Kennedy was assassinated while running for president in 1968 by Sirhan, who never denied that he committed the crime. Sirhan was sentenced to death, but in 1972, California abolished capital punishment and Sirhan has lived as a prisoner ever since. On Friday, however, a two-person California board recommended that he be granted parole. The ultimate decision is now in the hands of California Gov. Gavin Newsom, who is facing a recall election.

The decision left many Kennedy family members and their friends “hurt, shocked, horrified, scared,” Kennedy told host Ashleigh Banfield. Kennedy said she “cannot understand how this parole board would let something like this happen. You know, he, he thought about (the assassination) in advance. He killed my father in cold blood (at a time when) my mother … was pregnant with my little sister, Laurie. There were a gazillion witnesses.”

One of Kerry’s siblings, her brother Douglas Kennedy, spoke in support of Sirhan at the virtual parole hearing.

“I haven’t seen his statement,” Kerry said of Douglas. “But … I understand he talked about the importance of compassion and forgiveness and love. And, you know, we’re all for compassion and forgiveness and love.

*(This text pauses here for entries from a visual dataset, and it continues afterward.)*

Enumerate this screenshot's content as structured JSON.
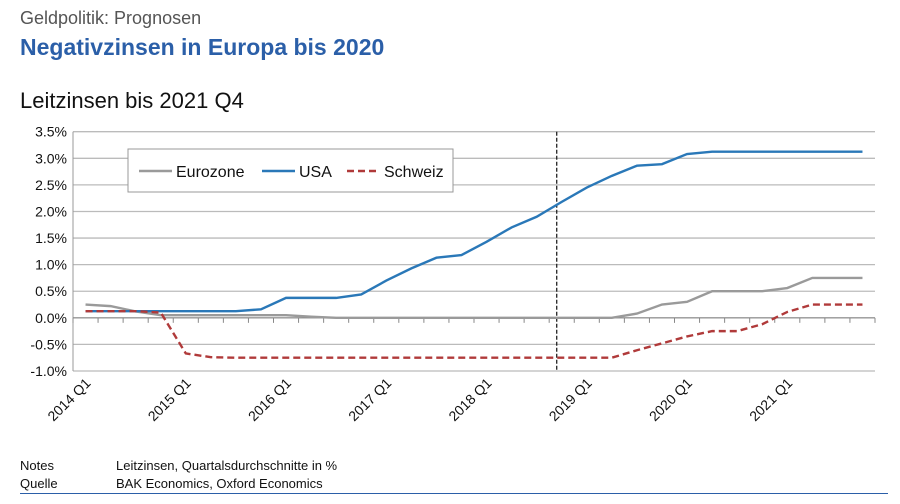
{
  "header": {
    "kicker": "Geldpolitik: Prognosen",
    "headline": "Negativzinsen in Europa bis 2020"
  },
  "chart_data": {
    "type": "line",
    "title": "Leitzinsen bis 2021 Q4",
    "x": [
      "2014 Q1",
      "2014 Q2",
      "2014 Q3",
      "2014 Q4",
      "2015 Q1",
      "2015 Q2",
      "2015 Q3",
      "2015 Q4",
      "2016 Q1",
      "2016 Q2",
      "2016 Q3",
      "2016 Q4",
      "2017 Q1",
      "2017 Q2",
      "2017 Q3",
      "2017 Q4",
      "2018 Q1",
      "2018 Q2",
      "2018 Q3",
      "2018 Q4",
      "2019 Q1",
      "2019 Q2",
      "2019 Q3",
      "2019 Q4",
      "2020 Q1",
      "2020 Q2",
      "2020 Q3",
      "2020 Q4",
      "2021 Q1",
      "2021 Q2",
      "2021 Q3",
      "2021 Q4"
    ],
    "x_tick_labels": [
      "2014 Q1",
      "2015 Q1",
      "2016 Q1",
      "2017 Q1",
      "2018 Q1",
      "2019 Q1",
      "2020 Q1",
      "2021 Q1"
    ],
    "y_tick_labels": [
      "3.5%",
      "3.0%",
      "2.5%",
      "2.0%",
      "1.5%",
      "1.0%",
      "0.5%",
      "0.0%",
      "-0.5%",
      "-1.0%"
    ],
    "ylim": [
      -1.0,
      3.5
    ],
    "grid": true,
    "legend_position": "top-left",
    "forecast_marker": "2018 Q4",
    "series": [
      {
        "name": "Eurozone",
        "color": "#9a9a9a",
        "style": "solid",
        "values": [
          0.25,
          0.22,
          0.12,
          0.05,
          0.05,
          0.05,
          0.05,
          0.05,
          0.05,
          0.02,
          0,
          0,
          0,
          0,
          0,
          0,
          0,
          0,
          0,
          0,
          0,
          0,
          0.08,
          0.25,
          0.3,
          0.5,
          0.5,
          0.5,
          0.56,
          0.75,
          0.75,
          0.75
        ]
      },
      {
        "name": "USA",
        "color": "#2a78b8",
        "style": "solid",
        "values": [
          0.125,
          0.125,
          0.125,
          0.125,
          0.125,
          0.125,
          0.125,
          0.16,
          0.375,
          0.375,
          0.375,
          0.44,
          0.7,
          0.93,
          1.13,
          1.18,
          1.43,
          1.7,
          1.9,
          2.18,
          2.45,
          2.67,
          2.86,
          2.89,
          3.08,
          3.125,
          3.125,
          3.125,
          3.125,
          3.125,
          3.125,
          3.125
        ]
      },
      {
        "name": "Schweiz",
        "color": "#b03a3a",
        "style": "dashed",
        "values": [
          0.125,
          0.125,
          0.125,
          0.1,
          -0.67,
          -0.74,
          -0.75,
          -0.75,
          -0.75,
          -0.75,
          -0.75,
          -0.75,
          -0.75,
          -0.75,
          -0.75,
          -0.75,
          -0.75,
          -0.75,
          -0.75,
          -0.75,
          -0.75,
          -0.75,
          -0.61,
          -0.48,
          -0.35,
          -0.25,
          -0.25,
          -0.12,
          0.11,
          0.25,
          0.25,
          0.25
        ]
      }
    ]
  },
  "footer": {
    "notes_label": "Notes",
    "notes": "Leitzinsen, Quartalsdurchschnitte in %",
    "source_label": "Quelle",
    "source": "BAK Economics, Oxford Economics"
  }
}
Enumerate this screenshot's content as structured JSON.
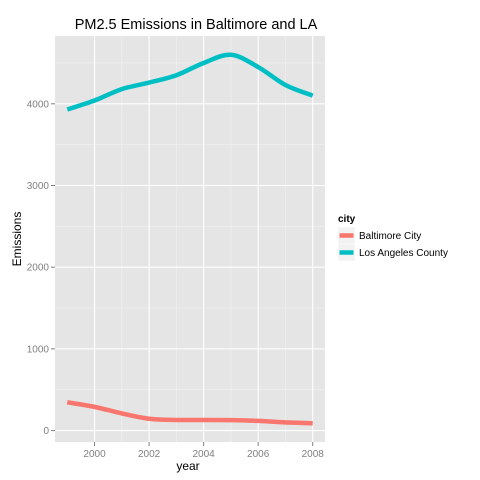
{
  "chart_data": {
    "type": "line",
    "title": "PM2.5 Emissions in Baltimore and LA",
    "xlabel": "year",
    "ylabel": "Emissions",
    "x": [
      1999,
      2000,
      2001,
      2002,
      2003,
      2004,
      2005,
      2006,
      2007,
      2008
    ],
    "xlim": [
      1998.55,
      2008.45
    ],
    "ylim": [
      -140,
      4830
    ],
    "x_ticks": [
      2000,
      2002,
      2004,
      2006,
      2008
    ],
    "y_ticks": [
      0,
      1000,
      2000,
      3000,
      4000
    ],
    "x_tick_labels": [
      "2000",
      "2002",
      "2004",
      "2006",
      "2008"
    ],
    "y_tick_labels": [
      "0",
      "1000",
      "2000",
      "3000",
      "4000"
    ],
    "grid": true,
    "legend": {
      "title": "city",
      "position": "right"
    },
    "series": [
      {
        "name": "Baltimore City",
        "color": "#f8766d",
        "values": [
          346,
          290,
          210,
          145,
          130,
          130,
          128,
          118,
          100,
          90
        ]
      },
      {
        "name": "Los Angeles County",
        "color": "#00bfc4",
        "values": [
          3930,
          4040,
          4180,
          4260,
          4350,
          4500,
          4600,
          4450,
          4230,
          4100
        ]
      }
    ]
  }
}
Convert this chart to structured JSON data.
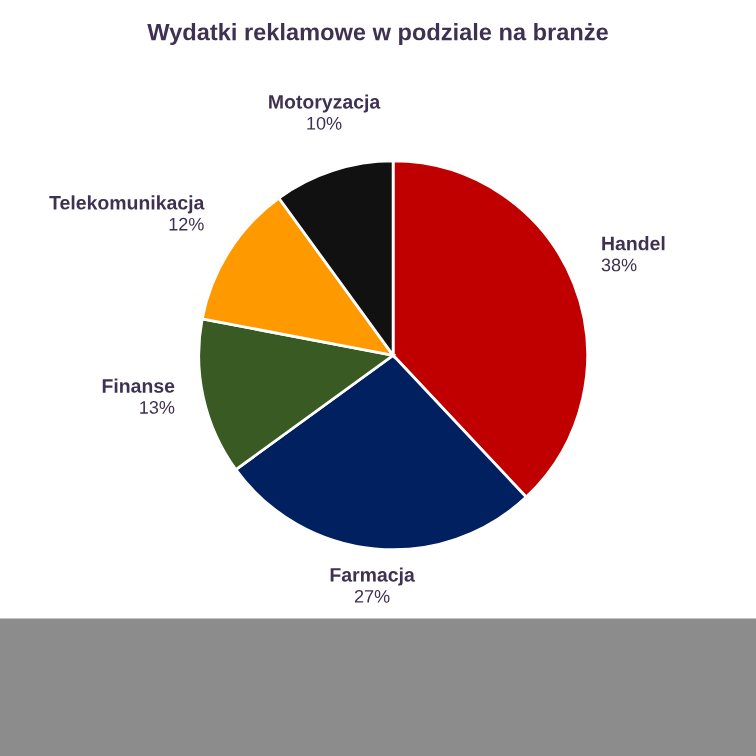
{
  "chart_data": {
    "type": "pie",
    "title": "Wydatki reklamowe w podziale na branże",
    "categories": [
      "Handel",
      "Farmacja",
      "Finanse",
      "Telekomunikacja",
      "Motoryzacja"
    ],
    "values": [
      38,
      27,
      13,
      12,
      10
    ],
    "colors": [
      "#c00000",
      "#002060",
      "#3a5a24",
      "#ff9900",
      "#111111"
    ],
    "value_labels": [
      "38%",
      "27%",
      "13%",
      "12%",
      "10%"
    ]
  }
}
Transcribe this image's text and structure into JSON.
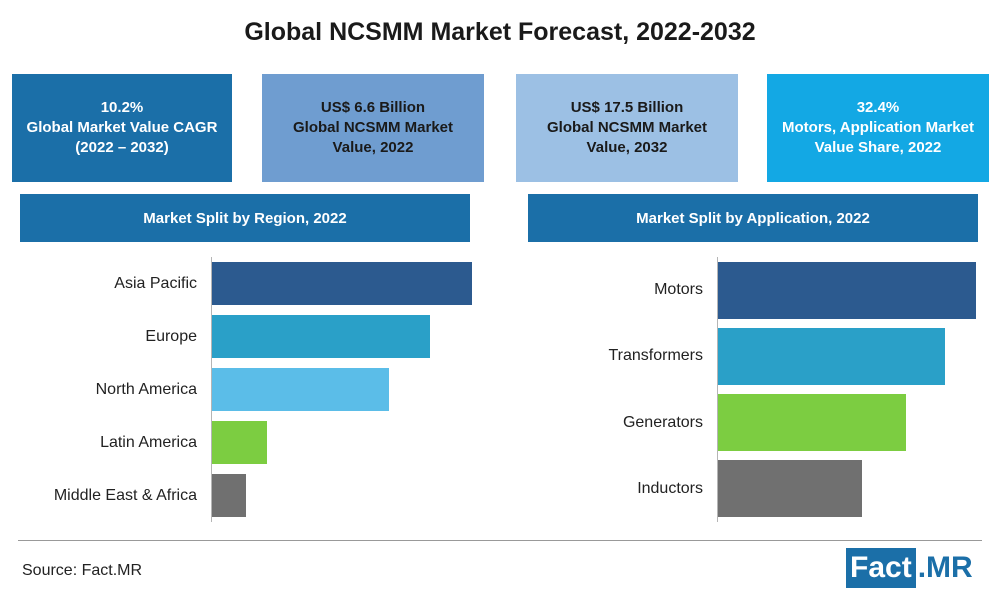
{
  "title": "Global NCSMM Market Forecast, 2022-2032",
  "stats": [
    {
      "lines": [
        "10.2%",
        "Global Market Value CAGR",
        "(2022 – 2032)"
      ],
      "color": "#1b6fa8",
      "text": "light"
    },
    {
      "lines": [
        "US$ 6.6 Billion",
        "Global NCSMM Market",
        "Value, 2022"
      ],
      "color": "#6f9dd0",
      "text": "dark"
    },
    {
      "lines": [
        "US$ 17.5 Billion",
        "Global NCSMM Market",
        "Value, 2032"
      ],
      "color": "#9cc0e4",
      "text": "dark"
    },
    {
      "lines": [
        "32.4%",
        "Motors, Application Market",
        "Value Share, 2022"
      ],
      "color": "#13a8e4",
      "text": "light"
    }
  ],
  "region_header": "Market Split by Region, 2022",
  "application_header": "Market Split by Application, 2022",
  "header_color": "#1b6fa8",
  "chart_data": [
    {
      "type": "bar",
      "orientation": "horizontal",
      "title": "Market Split by Region, 2022",
      "categories": [
        "Asia Pacific",
        "Europe",
        "North America",
        "Latin America",
        "Middle East & Africa"
      ],
      "values": [
        100,
        84,
        68,
        21,
        13
      ],
      "colors": [
        "#2c5a8f",
        "#2aa0c8",
        "#5bbde8",
        "#7ccd41",
        "#707070"
      ],
      "value_scale": "relative (no axis printed)"
    },
    {
      "type": "bar",
      "orientation": "horizontal",
      "title": "Market Split by Application, 2022",
      "categories": [
        "Motors",
        "Transformers",
        "Generators",
        "Inductors"
      ],
      "values": [
        100,
        88,
        73,
        56
      ],
      "colors": [
        "#2c5a8f",
        "#2aa0c8",
        "#7ccd41",
        "#707070"
      ],
      "value_scale": "relative (no axis printed)"
    }
  ],
  "source": "Source: Fact.MR",
  "logo": {
    "part1": "Fact",
    "part2": ".MR"
  }
}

But … if you have a puppy that goes into your shoe closet and chews up your shoes, you forgive it, but you don’t let him back in the shoe closet.”

Kennedy expressed hope that California’s governor would veto the parole board’s recommendation.

“I talked to him a few years ago, and he recited from memory about five different speeches (of) my father’s from start to finish … I’m hopeful that he will see this through the eyes of my family, and frankly, through (the eyes of) our country.”

Kennedy noted that parole decisions are supposed to be based on two factors — “the heinousness of the crime” originally committed and whether the criminal expreses “contrition” for commiting that crime.

For Sirhan to get a parole recommendation without saying “I’m sorry … that’s not what restorative justice is all about,” Kennedy said.

“This isn’t just about my family,” she added. “This is about our entire nation and the world who lost this great, compassionate, loving, peaceful leader at a time when we needed him most.”